Javafx.co.id-Harga kontrak berjangka minyak mentah WTI turun mendekati level US$92 per barel pada perdagangan Kamis, melanjutkan pelemahan tajam dari sesi sebelumnya di tengah meningkatnya harapan pasar terhadap potensi tercapainya kesepakatan damai di Timur Tengah. Sentimen pasar membaik setelah muncul laporan bahwa Amerika Serikat telah mengirimkan nota kesepahaman melalui perantara Pakistan untuk mengakhiri konflik secara resmi sekaligus membuka kembali Selat Hormuz secara bertahap, sehingga kekhawatiran terhadap gangguan pasokan energi global mulai mereda.

Pemerintah Teheran dikabarkan akan memberikan tanggapan dalam beberapa hari ke depan setelah mengonfirmasi bahwa proposal dari AS tersebut sedang dipelajari. Meski demikian, negosiasi lanjutan terkait program nuklir Iran disebut baru akan berlangsung pada tahap berikutnya. Di sisi lain, Presiden Donald Trump menegaskan bahwa kesepakatan belum sepenuhnya final dan menyatakan bahwa asumsi Iran akan menerima proposal tersebut masih terlalu dini. Trump juga memperingatkan bahwa serangan militer dapat kembali dilakukan apabila Iran tidak mematuhi kesepakatan yang diajukan.

Selain dipengaruhi perkembangan geopolitik, pelemahan harga minyak juga dipicu oleh kekhawatiran terhadap prospek permintaan energi global. Investor kembali mencermati potensi perlambatan ekonomi di sejumlah negara besar, termasuk Amerika Serikat dan Tiongkok, yang dinilai dapat menekan konsumsi energi dalam beberapa kuartal mendatang. Sementara itu, produksi minyak dari negara-negara anggota Organization of the Petroleum Exporting Countries dan sekutunya dinilai masih cukup untuk menjaga kestabilan pasokan di pasar global.

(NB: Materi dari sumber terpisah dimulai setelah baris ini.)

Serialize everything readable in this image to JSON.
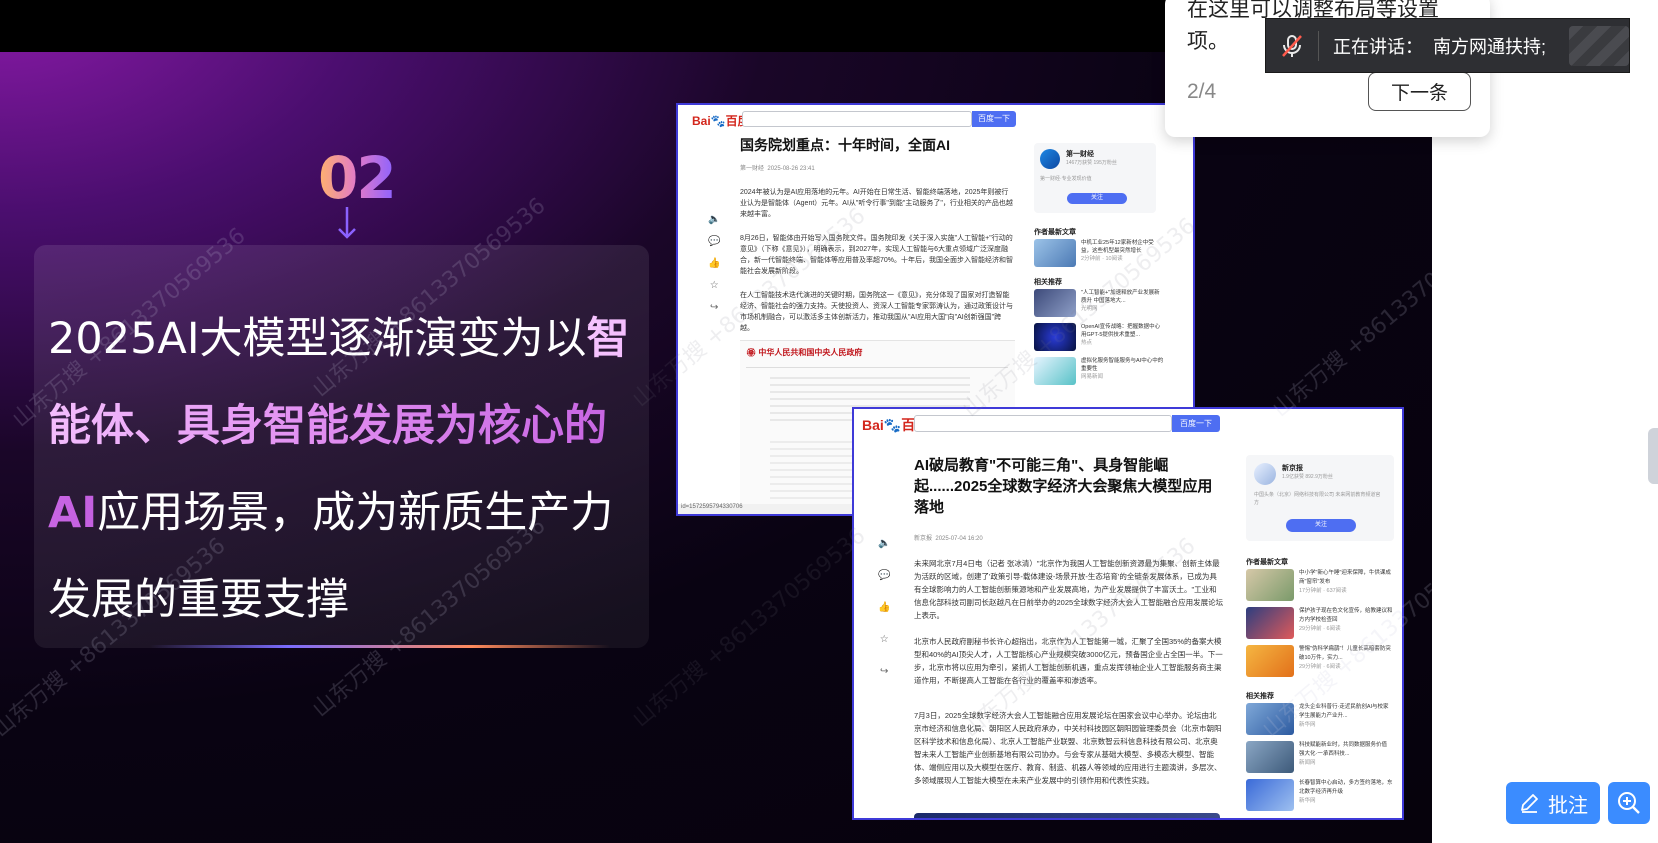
{
  "slide": {
    "step_number": "02",
    "headline_parts": [
      {
        "text": "2025AI大模型逐渐演变为以",
        "highlight": false
      },
      {
        "text": "智能体、具身智能发展为核心的AI",
        "highlight": true
      },
      {
        "text": "应用场景，成为新质生产力发展的重要支撑",
        "highlight": false
      }
    ]
  },
  "article1": {
    "logo_text_red": "Bai",
    "logo_text_blue": "度",
    "logo_suffix": "百度",
    "search_button": "百度一下",
    "title": "国务院划重点：十年时间，全面AI",
    "meta_source": "第一财经",
    "meta_time": "2025-08-26 23:41",
    "paragraphs": [
      "2024年被认为是AI应用落地的元年。AI开始在日常生活、智能终端落地，2025年则被行业认为是智能体（Agent）元年。AI从\"听令行事\"到能\"主动服务了\"，行业相关的产品也越来越丰富。",
      "8月26日，智能体由开始写入国务院文件。国务院印发《关于深入实施\"人工智能+\"行动的意见》（下称《意见》），明确表示，到2027年，实现人工智能与6大重点领域广泛深度融合，新一代智能终端、智能体等应用普及率超70%。十年后，我国全面步入智能经济和智能社会发展新阶段。",
      "在人工智能技术迭代演进的关键时期，国务院这一《意见》，充分体现了国家对打造智能经济、智能社会的强力支持。天使投资人、资深人工智能专家郭涛认为，通过政策设计与市场机制融合，可以激活多主体创新活力，推动我国从\"AI应用大国\"向\"AI创新强国\"跨越。"
    ],
    "gov_banner": "中华人民共和国中央人民政府",
    "author_name": "第一财经",
    "author_stats": "1467万获赞 195万粉丝",
    "author_desc": "第一财经·专业发现价值",
    "follow": "关注",
    "latest_title": "作者最新文章",
    "latest_items": [
      {
        "text": "中机工业25年12家新材企中受益，这些机型最突然增长",
        "sub": "2分钟前 · 10阅读"
      }
    ],
    "related_title": "相关推荐",
    "related_items": [
      {
        "text": "\"人工智能+\"加速释放产业发展新质升 中国落地大...",
        "sub": "光明网"
      },
      {
        "text": "OpenAI宣传战略：把握数据中心用GPT-5提供技术重塑...",
        "sub": "热点"
      },
      {
        "text": "虚拟化服务智能服务与AI中心中的重要性",
        "sub": "网易新闻"
      }
    ],
    "side_labels": [
      "播报",
      "评论",
      "点赞",
      "收藏",
      "分享"
    ],
    "url_footer": "id=1572595794330706"
  },
  "article2": {
    "search_button": "百度一下",
    "title": "AI破局教育\"不可能三角\"、具身智能崛起......2025全球数字经济大会聚焦大模型应用落地",
    "meta_source": "新京报",
    "meta_time": "2025-07-04 16:20",
    "paragraphs": [
      "未来网北京7月4日电（记者 张冰清）\"北京作为我国人工智能创新资源最为集聚、创新主体最为活跃的区域，创建了'政策引导-载体建设-场景开放-生态培育'的全链条发展体系，已成为具有全球影响力的人工智能创新策源地和产业发展高地，为产业发展提供了丰富沃土。\"工业和信息化部科技司副司长赵越凡在日前举办的2025全球数字经济大会人工智能融合应用发展论坛上表示。",
      "北京市人民政府副秘书长许心超指出，北京作为人工智能第一城，汇聚了全国35%的备案大模型和40%的AI顶尖人才，人工智能核心产业规模突破3000亿元，预备国企业占全国一半。下一步，北京市将以应用为牵引，紧抓人工智能创新机遇，重点发挥领袖企业人工智能服务商主渠道作用，不断提高人工智能在各行业的覆盖率和渗透率。",
      "7月3日，2025全球数字经济大会人工智能融合应用发展论坛在国家会议中心举办。论坛由北京市经济和信息化局、朝阳区人民政府承办，中关村科技园区朝阳园管理委员会（北京市朝阳区科学技术和信息化局）、北京人工智能产业联盟、北京数智云科信息科技有限公司、北京奥智未来人工智能产业创新基地有限公司协办。与会专家从基础大模型、多模态大模型、智能体、端侧应用以及大模型在医疗、教育、制造、机器人等领域的应用进行主题演讲，多层次、多领域展现人工智能大模型在未来产业发展中的引领作用和代表性实践。"
    ],
    "author_name": "新京报",
    "author_stats": "1.9亿获赞 892.9万粉丝",
    "author_desc": "中国头条（北京）网络科技有限公司 未来网前教育频道官方",
    "follow": "关注",
    "latest_title": "作者最新文章",
    "latest_items": [
      {
        "text": "中小学\"新心午睡\"迎来保障，牛供课成商\"窗帘\"发布",
        "sub": "17分钟前 · 637阅读"
      },
      {
        "text": "保护孩子现在色文化宣传，给教建议和方内学校检查回",
        "sub": "29分钟前 · 6阅读"
      },
      {
        "text": "警惕\"伪科学扁鹊\"！儿童长高暗套防突破10万件，实力...",
        "sub": "29分钟前 · 6阅读"
      }
    ],
    "related_title": "相关推荐",
    "related_items": [
      {
        "text": "龙头企业科普行·走近民航创AI与校家学生展能力产业升...",
        "sub": "新华网"
      },
      {
        "text": "科技赋能新业时，共同数据服务价值 强大化·一承西科技...",
        "sub": "新闻网"
      },
      {
        "text": "长春智算中心启动，多方签约落地，东北数字经济再升级",
        "sub": "新华网"
      }
    ],
    "side_labels": [
      "播报",
      "评论",
      "点赞",
      "收藏",
      "分享"
    ]
  },
  "popover": {
    "text": "在这里可以调整布局等设置项。",
    "count": "2/4",
    "next_button": "下一条"
  },
  "speaker_bar": {
    "label": "正在讲话：",
    "name": "南方网通扶持;"
  },
  "buttons": {
    "annotate": "批注"
  },
  "watermark": "山东万搜 +8613370569536",
  "colors": {
    "accent_blue": "#3b8cff",
    "baidu_blue": "#4e6ef2",
    "highlight_pink": "#e08cf0"
  }
}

Tekanan tambahan terhadap harga minyak juga datang dari meningkatnya cadangan minyak mentah Amerika Serikat. Data terbaru menunjukkan persediaan energi AS mengalami kenaikan, mengindikasikan bahwa permintaan domestik belum pulih sepenuhnya dan memicu aksi jual di pasar komoditas. Di saat yang sama, ekspor minyak AS tercatat mencapai level tertinggi sepanjang sejarah pada pekan lalu karena banyak negara beralih ke pasokan energi Amerika di tengah kekurangan suplai akibat konflik di Timur Tengah. Analis menilai pergerakan harga minyak dalam jangka pendek masih akan dipengaruhi oleh perkembangan ekonomi global, kebijakan produksi Organization of the Petroleum Exporting Countries, serta dinamika geopolitik kawasan.